Book Club – 2018 Reading Challenge Check-in

At the start of the year, I made a commitment to “shop my bookshelves” and to try to read 25 books that were already on my office shelves (plus two more I was really curious about). The idea was that I wouldn’t buy new books until I’d gotten through a bunch of these. HA! I can’t stop buying books, and I’ve gotten at least three Amazon shipments since I wrote that post, but I’m still committed to reading these books too. So here’s how it’s going:
I’ve completed several books so far, including Pivot, Making Work Visible, How Women Decide, Unlocking Potential, and Design Thinking for the Greater Good. Pivot, Unlocking Potential, and How Women Decide were good reads for personal development, thinking about how I interact with others, who I want to be, and what I want to do in different ways. Making Work Visible, which I reviewed here, is about Kanban, a project management framework that comes out of Lean manufacturing but can also be considered Agile (depending on who you talk to). We used Design Thinking for the Greater Good in my Design Thinking Studio in Social Innovation program a week or so ago to help our students look at ways design and innovation can be done that aren’t necessarily attached to entrepreneurship or business.

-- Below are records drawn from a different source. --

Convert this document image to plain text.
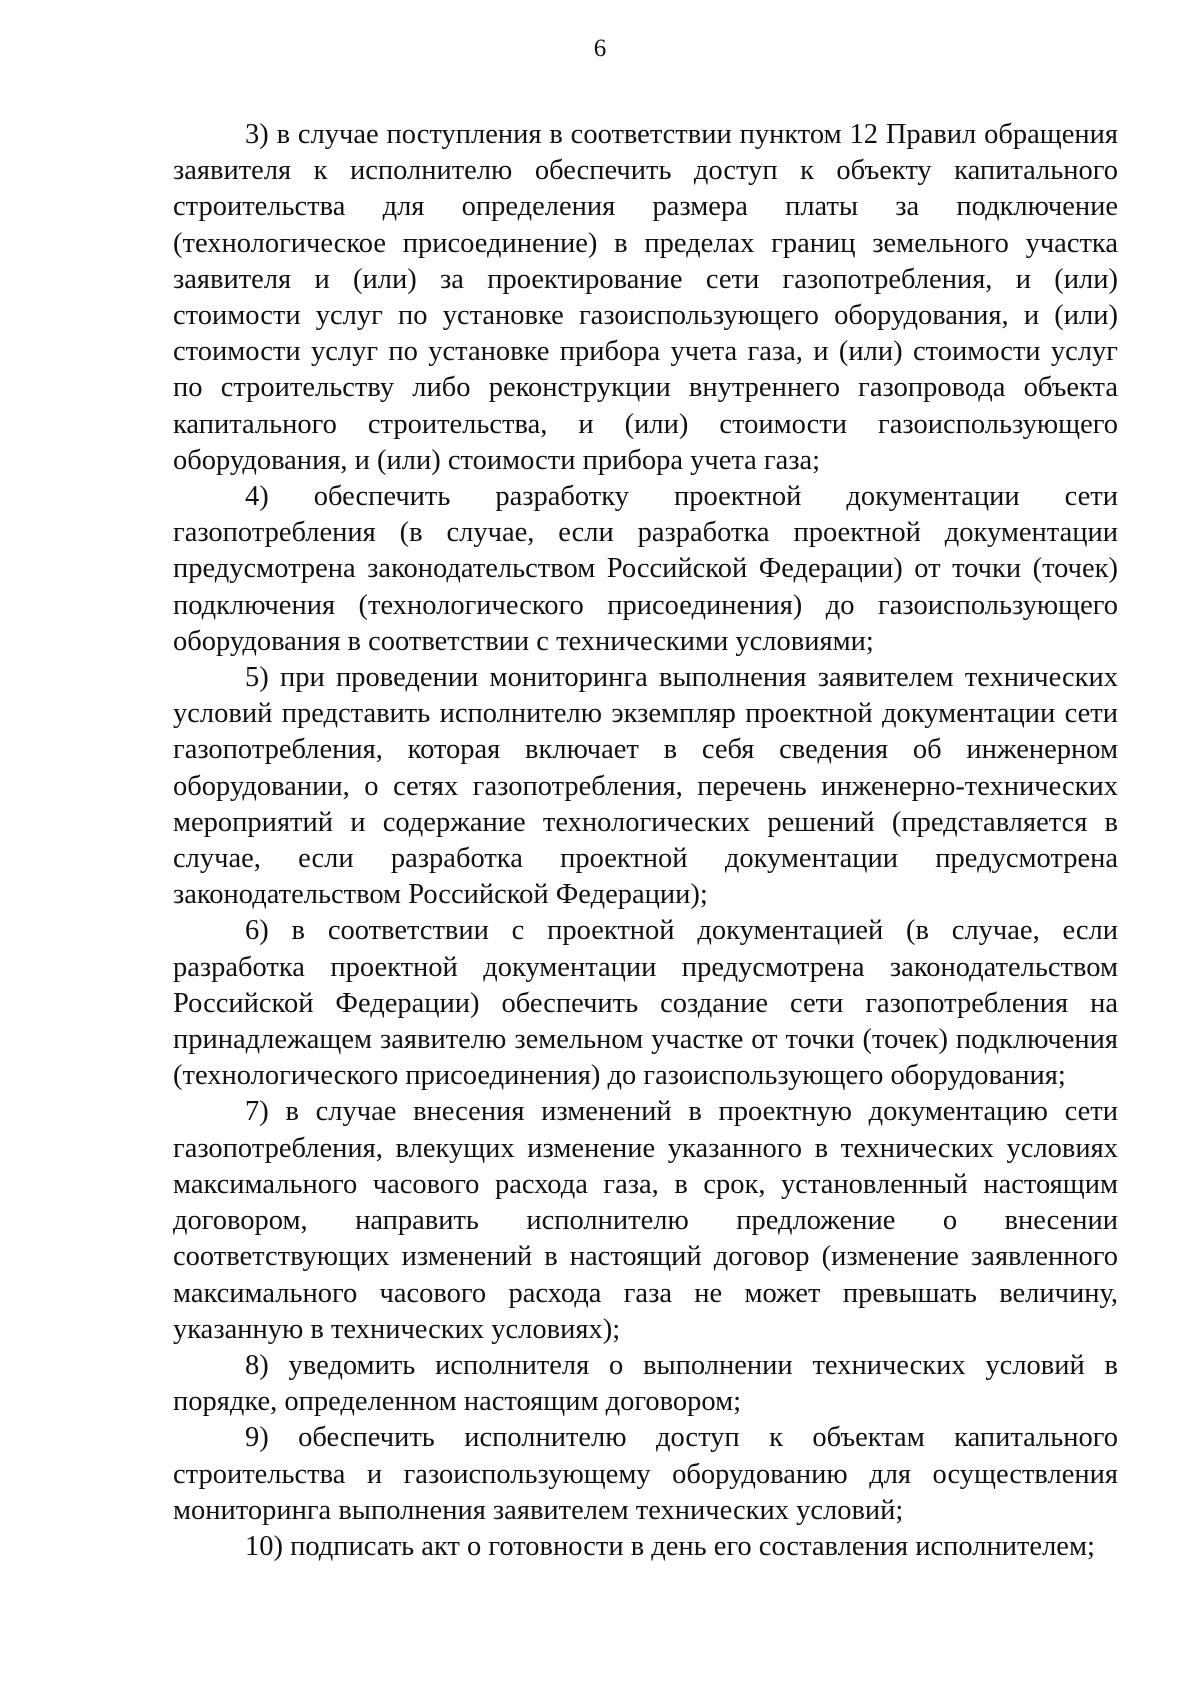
6

3) в случае поступления в соответствии пунктом 12 Правил обращения заявителя к исполнителю обеспечить доступ к объекту капитального строительства для определения размера платы за подключение (технологическое присоединение) в пределах границ земельного участка заявителя и (или) за проектирование сети газопотребления, и (или) стоимости услуг по установке газоиспользующего оборудования, и (или) стоимости услуг по установке прибора учета газа, и (или) стоимости услуг по строительству либо реконструкции внутреннего газопровода объекта капитального строительства, и (или) стоимости газоиспользующего оборудования, и (или) стоимости прибора учета газа;

4) обеспечить разработку проектной документации сети газопотребления (в случае, если разработка проектной документации предусмотрена законодательством Российской Федерации) от точки (точек) подключения (технологического присоединения) до газоиспользующего оборудования в соответствии с техническими условиями;

5) при проведении мониторинга выполнения заявителем технических условий представить исполнителю экземпляр проектной документации сети газопотребления, которая включает в себя сведения об инженерном оборудовании, о сетях газопотребления, перечень инженерно-технических мероприятий и содержание технологических решений (представляется в случае, если разработка проектной документации предусмотрена законодательством Российской Федерации);

6) в соответствии с проектной документацией (в случае, если разработка проектной документации предусмотрена законодательством Российской Федерации) обеспечить создание сети газопотребления на принадлежащем заявителю земельном участке от точки (точек) подключения (технологического присоединения) до газоиспользующего оборудования;

7) в случае внесения изменений в проектную документацию сети газопотребления, влекущих изменение указанного в технических условиях максимального часового расхода газа, в срок, установленный настоящим договором, направить исполнителю предложение о внесении соответствующих изменений в настоящий договор (изменение заявленного максимального часового расхода газа не может превышать величину, указанную в технических условиях);

8) уведомить исполнителя о выполнении технических условий в порядке, определенном настоящим договором;

9) обеспечить исполнителю доступ к объектам капитального строительства и газоиспользующему оборудованию для осуществления мониторинга выполнения заявителем технических условий;

10) подписать акт о готовности в день его составления исполнителем;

I’ve also dipped into several of the other books on the list but haven’t finished them, especially Side Hustle and The New Education. I’ll dig back into those over Spring Break (which starts in two weeks as I type this). I realized that Tim Ferriss’s Tribe of Mentors book isn’t something you read all the way through, so I pop in a read a couple of advice sections every once in a while to get some inspiration.
A few things have come off the list as well. I don’t think I’m going to go for my Scrum Product Owner certificate right now, so I removed one of those books as well as Humble Consulting and the Guide to Faculty Development. I’ll come back to those eventually, but for now, I’m putting them back on the shelf.
After I had written the original challenge post, I decided to join a book club put together by Dan Pink, Adam Grant, Malcolm Gladwell, and Susan Cain called The Next Big Idea Book Club through Heleo. I got my first books last week with Pink’s new book When, Daniel Coyle’s The Culture Code (which was definitely on my wishlist already since it’s about groups and collaboration), and a book on endurance by Alex Hutchinson (I wouldn’t have bought that one for myself, so it will be interesting to see if I like it). Pink’s To Sell Is Human made me really mad (like he invented the idea of persuasive writing and speech…hello? rhetoric?? 2000+ year old art and practice?), but I’ve liked his other work and have already confirmed a few things about when I work best based on the research he’s pulled. I was excited about Coyle, but the intro was all about the marshmallow challenge, which is pretty cliche. And I HATE the marshmallow challenge. But I’m hoping I can get past that and learn some new stuff about teams that aligns with my interests in Agile and Scrum.
So that’s where I am with the reading challenge. I’ll check back in in a couple of month to report on additional progress! What are you reading?